A questão-chave que definiu a permanência de Ariadna no BBB foi o direito de não revelar ao público que é trangênero. Como numa amostra fechada da realidade, a candidata decidiu compartilhar com os telespectadores sua angústia em passar despercebida como mulher plena e, com exceção de dois gays, passou. Mas sua escolha se transformou em cilada, porque os espectadores do BBB não se sentem meramente expectadores, são PARTE do programa. E como participante, a maioria se viu enganada, e tratou logo de enxergá-la apenas como uma candidata a vilã vulgar que deseja vingar-se do mundo por razões diversas, e que escolheu como vítimas seus concorrentes do BBB e como testemunha o público do programa.

Ao que parece, Ariadna quis apenas preservar-se do desprezo e das brincadeiras de mau-gosto, que de fato aconteceram impiedosamente após sua saída. Mas a família brasileira precisou de um motivo para eliminá-la de sua sala antes que as crianças se encantassem por ela, por isso acreditaram que ela "mentiu" e deveria ser expulsa por isto. Antes de ouvir o belo texto de eliminação de Bial sobre sereias, a figura mitológica relacionada aos transgêneros, Ariadna sonhava com a fama e o quadro que ganhará na TV. Sonhe! Você tem direito de ser mulher e de sair da boca-do-lixo.

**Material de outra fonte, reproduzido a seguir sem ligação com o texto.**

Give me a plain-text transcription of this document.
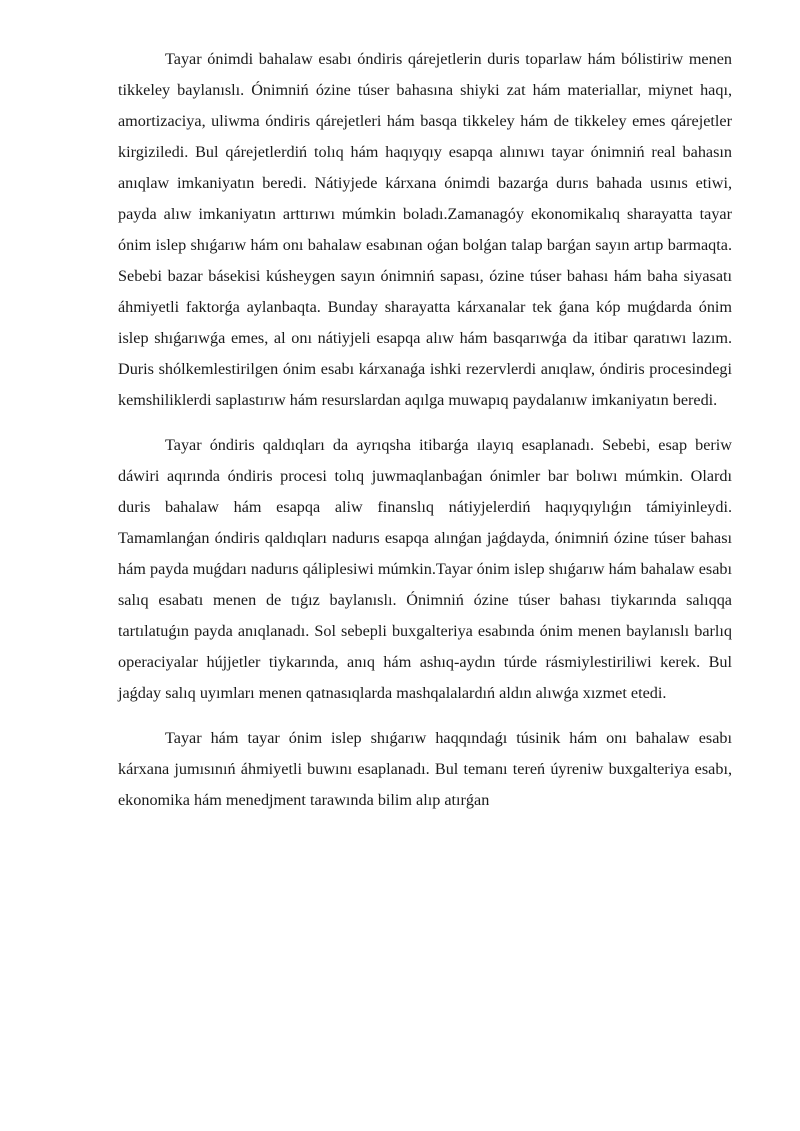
Tayar ónimdi bahalaw esabı óndiris qárejetlerin duris toparlaw hám bólistiriw menen tikkeley baylanıslı. Ónimniń ózine túser bahasına shiyki zat hám materiallar, miynet haqı, amortizaciya, uliwma óndiris qárejetleri hám basqa tikkeley hám de tikkeley emes qárejetler kirgiziledi. Bul qárejetlerdiń tolıq hám haqıyqıy esapqa alınıwı tayar ónimniń real bahasın anıqlaw imkaniyatın beredi. Nátiyjede kárxana ónimdi bazarǵa durıs bahada usınıs etiwi, payda alıw imkaniyatın arttırıwı múmkin boladı.Zamanagóy ekonomikalıq sharayatta tayar ónim islep shıǵarıw hám onı bahalaw esabınan oǵan bolǵan talap barǵan sayın artıp barmaqta. Sebebi bazar básekisi kúsheygen sayın ónimniń sapası, ózine túser bahası hám baha siyasatı áhmiyetli faktorǵa aylanbaqta. Bunday sharayatta kárxanalar tek ǵana kóp muǵdarda ónim islep shıǵarıwǵa emes, al onı nátiyjeli esapqa alıw hám basqarıwǵa da itibar qaratıwı lazım. Duris shólkemlestirilgen ónim esabı kárxanaǵa ishki rezervlerdi anıqlaw, óndiris procesindegi kemshiliklerdi saplastırıw hám resurslardan aqılga muwapıq paydalanıw imkaniyatın beredi.

Tayar óndiris qaldıqları da ayrıqsha itibarǵa ılayıq esaplanadı. Sebebi, esap beriw dáwiri aqırında óndiris procesi tolıq juwmaqlanbaǵan ónimler bar bolıwı múmkin. Olardı duris bahalaw hám esapqa aliw finanslıq nátiyjelerdiń haqıyqıylıǵın támiyinleydi. Tamamlanǵan óndiris qaldıqları nadurıs esapqa alınǵan jaǵdayda, ónimniń ózine túser bahası hám payda muǵdarı nadurıs qáliplesiwi múmkin.Tayar ónim islep shıǵarıw hám bahalaw esabı salıq esabatı menen de tıǵız baylanıslı. Ónimniń ózine túser bahası tiykarında salıqqa tartılatuǵın payda anıqlanadı. Sol sebepli buxgalteriya esabında ónim menen baylanıslı barlıq operaciyalar hújjetler tiykarında, anıq hám ashıq-aydın túrde rásmiylestiriliwi kerek. Bul jaǵday salıq uyımları menen qatnasıqlarda mashqalalardıń aldın alıwǵa xızmet etedi.

Tayar hám tayar ónim islep shıǵarıw haqqındaǵı túsinik hám onı bahalaw esabı kárxana jumısınıń áhmiyetli buwını esaplanadı. Bul temanı tereń úyreniw buxgalteriya esabı, ekonomika hám menedjment tarawında bilim alıp atırǵan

Só não vai sair da boca do povo.

Um comentário:

Terê. disse...

bem sei, não será o marcelo que irar ler comentarios, ok! porém vou deixar minha opinião, achei um lindo texto, corretissimo. a moça se traiu. que pena, pois seria uma oportunidade de se promover. esse e o objetijo do jogo, alem de ganhar dim,dim... tere.